As a way to downplay the outing and take some pressure off Wheeler, the Mets had Wheeler make his first start in a road game. Meanwhile, manager Terry Collins, pitching coach Dan Warthen, and GM Sandy Alderson all stayed behind to watch Matt Harvey make his second start of the spring, as the Mets played two split-squad games on Friday. Without the Mets brass or even their fans watching his every move, Wheeler was free and relaxed to go about his business at this important milestone.

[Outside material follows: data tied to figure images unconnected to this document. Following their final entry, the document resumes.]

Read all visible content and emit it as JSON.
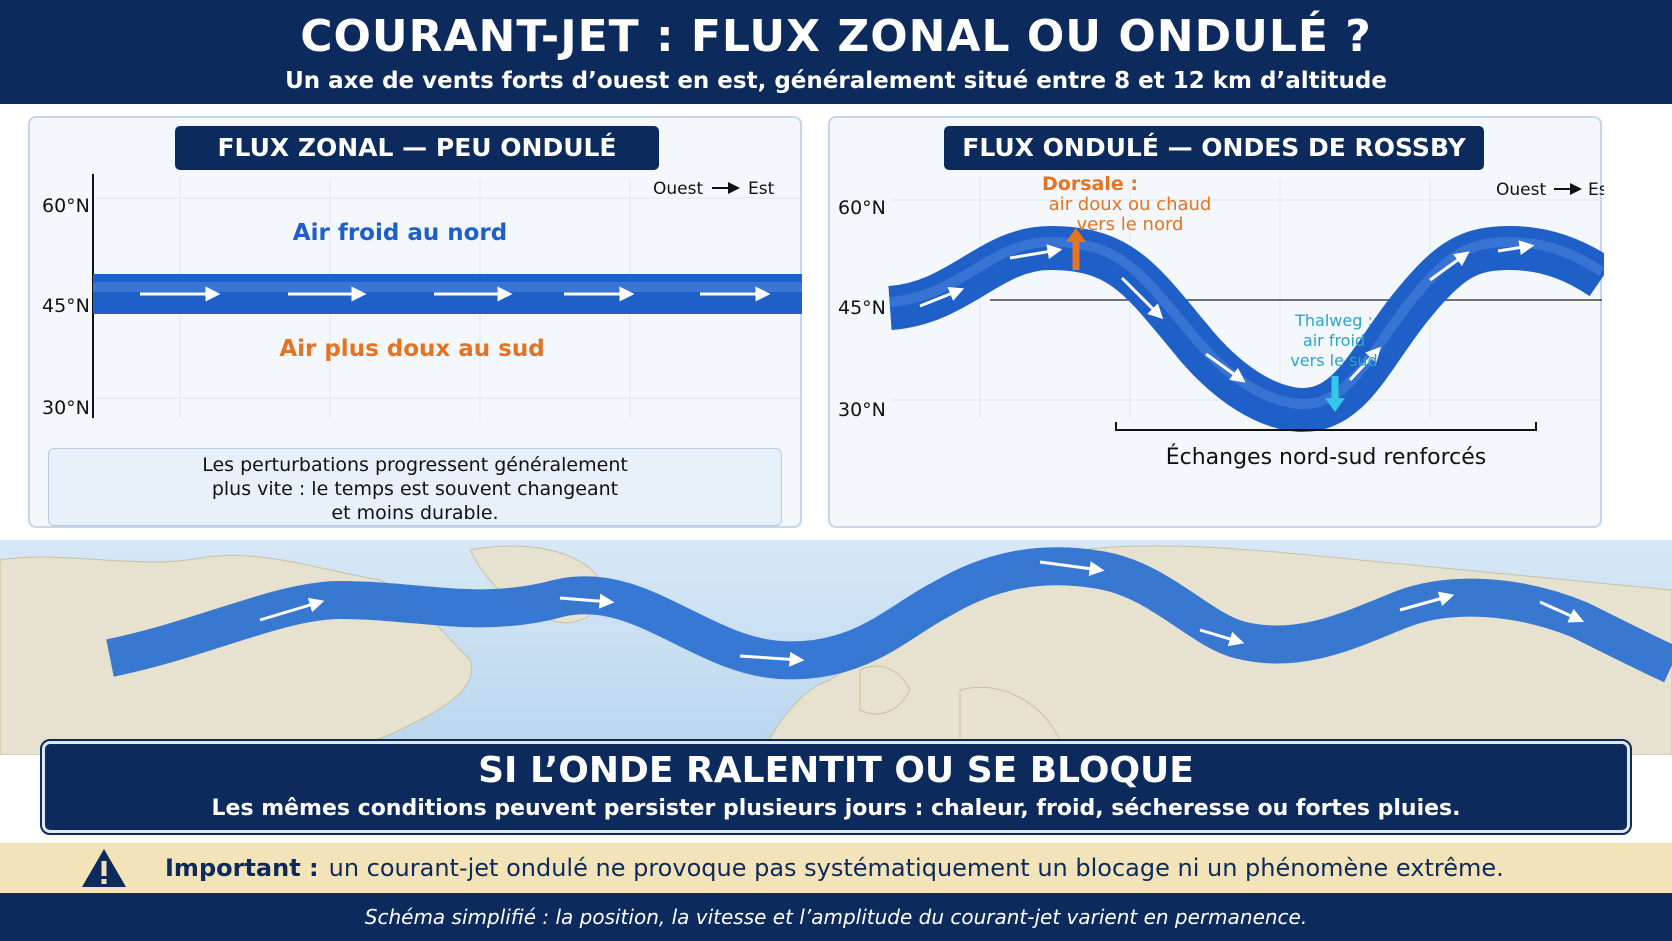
{
  "header": {
    "title": "COURANT-JET : FLUX ZONAL OU ONDULÉ ?",
    "subtitle": "Un axe de vents forts d’ouest en est, généralement situé entre 8 et 12 km d’altitude"
  },
  "left_panel": {
    "title": "FLUX ZONAL — PEU ONDULÉ",
    "lat_labels": [
      "60°N",
      "45°N",
      "30°N"
    ],
    "direction": {
      "from": "Ouest",
      "to": "Est"
    },
    "north_label": "Air froid au nord",
    "south_label": "Air plus doux au sud",
    "note_lines": [
      "Les perturbations progressent généralement",
      "plus vite : le temps est souvent changeant",
      "et moins durable."
    ]
  },
  "right_panel": {
    "title": "FLUX ONDULÉ — ONDES DE ROSSBY",
    "lat_labels": [
      "60°N",
      "45°N",
      "30°N"
    ],
    "direction": {
      "from": "Ouest",
      "to": "Est"
    },
    "ridge": {
      "title": "Dorsale :",
      "lines": [
        "air doux ou chaud",
        "vers le nord"
      ]
    },
    "trough": {
      "title": "Thalweg :",
      "lines": [
        "air froid",
        "vers le sud"
      ]
    },
    "exchange_label": "Échanges nord-sud renforcés"
  },
  "blocking": {
    "title": "SI L’ONDE RALENTIT OU SE BLOQUE",
    "text": "Les mêmes conditions peuvent persister plusieurs jours : chaleur, froid, sécheresse ou fortes  pluies."
  },
  "important": {
    "label": "Important :",
    "text": "un courant-jet ondulé ne provoque pas systématiquement un blocage ni un phénomène extrême."
  },
  "footer": "Schéma simplifié : la position, la vitesse et l’amplitude du courant-jet varient en permanence.",
  "colors": {
    "navy": "#0d2a5c",
    "jet_blue": "#1f5fc8",
    "warm_orange": "#e8731f",
    "cold_cyan": "#33c7e8",
    "important_bg": "#f3e3b8"
  }
}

“Overall, I’m happy with it,” Wheeler said. “I just wanted to go out there get my work in and come out of it healthy. That’s what happened.”
With his first start back now behind him, Wheeler can start to focus on the next step in his return. Wheeler is competing with Robert Gsellman and Seth Lugo this spring for the final spot in New York’s rotation. However, there have been unconfirmed reports this spring that the Mets are planning to keep Wheeler behind in extended spring training, eliminating him from that competition. Wheeler is also aware that the Mets will look to curb his innings this season after two years on the shelf. That could force him to the bullpen at some point, despite Wheeler’s insistence that he remain a starter long-term.
Of course, all of that will eventually work itself out by the end of spring training. For now, Wheeler is happy that he was able to get through his first big league start in over two years feeling healthy. It was a big day for both him and the Mets, who still believe that Wheeler has the potential to be a frontline starter. For Wheeler, it’s just a matter of staying healthy, and now he has one healthy start he can build upon.